Let's face it, Kindle books are wonderful and convenient (they and other e-readers are a perfect fit for purses and backpacks, to name a couple of examples), but aren't the easiest format for authors to sign. Hence, here's hoping hard and soft cover books remain on the market a while longer for those who prefer a more personal keepsake signed by their favorite authors.
Like many debut authors, I'm sure many are at a loss concerning the do's and don't whether filling requests by mail or personal appearances.

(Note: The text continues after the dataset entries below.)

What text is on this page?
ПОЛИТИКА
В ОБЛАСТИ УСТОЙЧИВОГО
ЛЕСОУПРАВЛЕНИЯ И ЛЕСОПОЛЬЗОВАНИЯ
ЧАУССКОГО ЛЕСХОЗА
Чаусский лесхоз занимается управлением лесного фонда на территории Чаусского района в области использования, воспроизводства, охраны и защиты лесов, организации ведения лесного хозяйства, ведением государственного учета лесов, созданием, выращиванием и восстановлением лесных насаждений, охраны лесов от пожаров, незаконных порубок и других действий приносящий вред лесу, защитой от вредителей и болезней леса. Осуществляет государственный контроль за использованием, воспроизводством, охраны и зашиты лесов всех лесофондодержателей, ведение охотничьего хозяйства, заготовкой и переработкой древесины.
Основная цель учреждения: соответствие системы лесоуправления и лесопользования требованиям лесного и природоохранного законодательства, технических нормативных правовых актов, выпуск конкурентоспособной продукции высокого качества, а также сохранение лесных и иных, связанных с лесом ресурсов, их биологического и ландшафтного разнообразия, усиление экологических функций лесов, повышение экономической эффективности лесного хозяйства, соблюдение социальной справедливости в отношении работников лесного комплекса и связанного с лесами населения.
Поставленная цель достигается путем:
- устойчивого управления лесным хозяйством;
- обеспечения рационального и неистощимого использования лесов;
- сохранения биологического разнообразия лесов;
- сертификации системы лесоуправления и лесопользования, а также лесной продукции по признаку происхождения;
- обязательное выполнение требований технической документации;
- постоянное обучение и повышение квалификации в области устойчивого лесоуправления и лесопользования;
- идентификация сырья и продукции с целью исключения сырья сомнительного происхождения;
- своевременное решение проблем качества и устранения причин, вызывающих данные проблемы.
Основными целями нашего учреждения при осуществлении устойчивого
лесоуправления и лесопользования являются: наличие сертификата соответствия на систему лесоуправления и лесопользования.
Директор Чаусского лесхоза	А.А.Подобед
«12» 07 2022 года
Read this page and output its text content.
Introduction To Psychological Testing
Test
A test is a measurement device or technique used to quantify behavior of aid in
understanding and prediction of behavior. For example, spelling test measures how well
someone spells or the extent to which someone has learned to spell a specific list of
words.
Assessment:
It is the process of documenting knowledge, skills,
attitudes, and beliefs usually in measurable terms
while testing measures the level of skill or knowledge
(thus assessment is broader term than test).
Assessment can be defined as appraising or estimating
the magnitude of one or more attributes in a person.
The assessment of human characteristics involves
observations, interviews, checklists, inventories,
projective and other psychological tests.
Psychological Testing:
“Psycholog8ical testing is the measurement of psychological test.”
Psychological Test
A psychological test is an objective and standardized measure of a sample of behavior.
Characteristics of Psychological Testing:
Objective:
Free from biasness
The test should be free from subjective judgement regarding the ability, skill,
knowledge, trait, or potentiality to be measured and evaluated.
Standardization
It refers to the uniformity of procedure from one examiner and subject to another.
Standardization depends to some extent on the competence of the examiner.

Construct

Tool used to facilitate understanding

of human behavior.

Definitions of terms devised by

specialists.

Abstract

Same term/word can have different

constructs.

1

How do you sign a book? There's many resources online for those who wish to research this topic, but for the most part, a book signing takes nothing more than common sense. The most obvious would be not writing a long and detailed note. Not only is such time-consuming (specifically during a personal appearances where you may have a line of waiting people), but also makes a more cluttered appearance. Signing your book in such a fashion for friends who want a physical treasure as proof they "knew you when" is one thing, but for those you meet the first time (or you're filling mail requests), keep notes short.
The personal touch: always start with "To [person's name]." There's a certain appeal of when book fans see their own names ascribed in an autograph from their favorite writers, followed by a short greeting of thanking them for supporting the author's work, or even a simple "best wishes."
Over the years, I've received my own share of autographs from people in various industries, but the thought of signing my own work for people never crossed my mind. Beginning yesterday, I started keeping Sharpies and other book signing-worthy tools on hand. I was also reminded of the old-time "hand cramps" that were once commonplace before word processing programs and the Internet became the norm.
While on the subject, despite printing labels and pre-stamped "autographs" are quick and convenient for a large mass of books, I always found them both impersonal and tacky. No matter how many appearances we make or how many mail requests we receive, the best route is to keep it personal, if possible.
Is charging for book signatures by mail normal? Yes. Considering the cost of postage and ordering books, charging specific fees is more cost effective. I'll handle mail signing requests by asking the person to send a self-addressed envelope large enough to return and a miniscule fee to cover mailing costs. Others who wish to receive a signed book and don't own a copy, I'll request fees to cover both book and postage expenses.
In person, unless it's designated by the publisher or agent, there's no charge for book signing, but some bookstores request purchases of the author's book be made before having it signed.
It's going to take some adjusting to get used signing my own books, but so far, I think I'll handle it well, and I'm confident you will too. May you all have well-deserved success in your personal appearances and mail order requests - and stock up on those pens!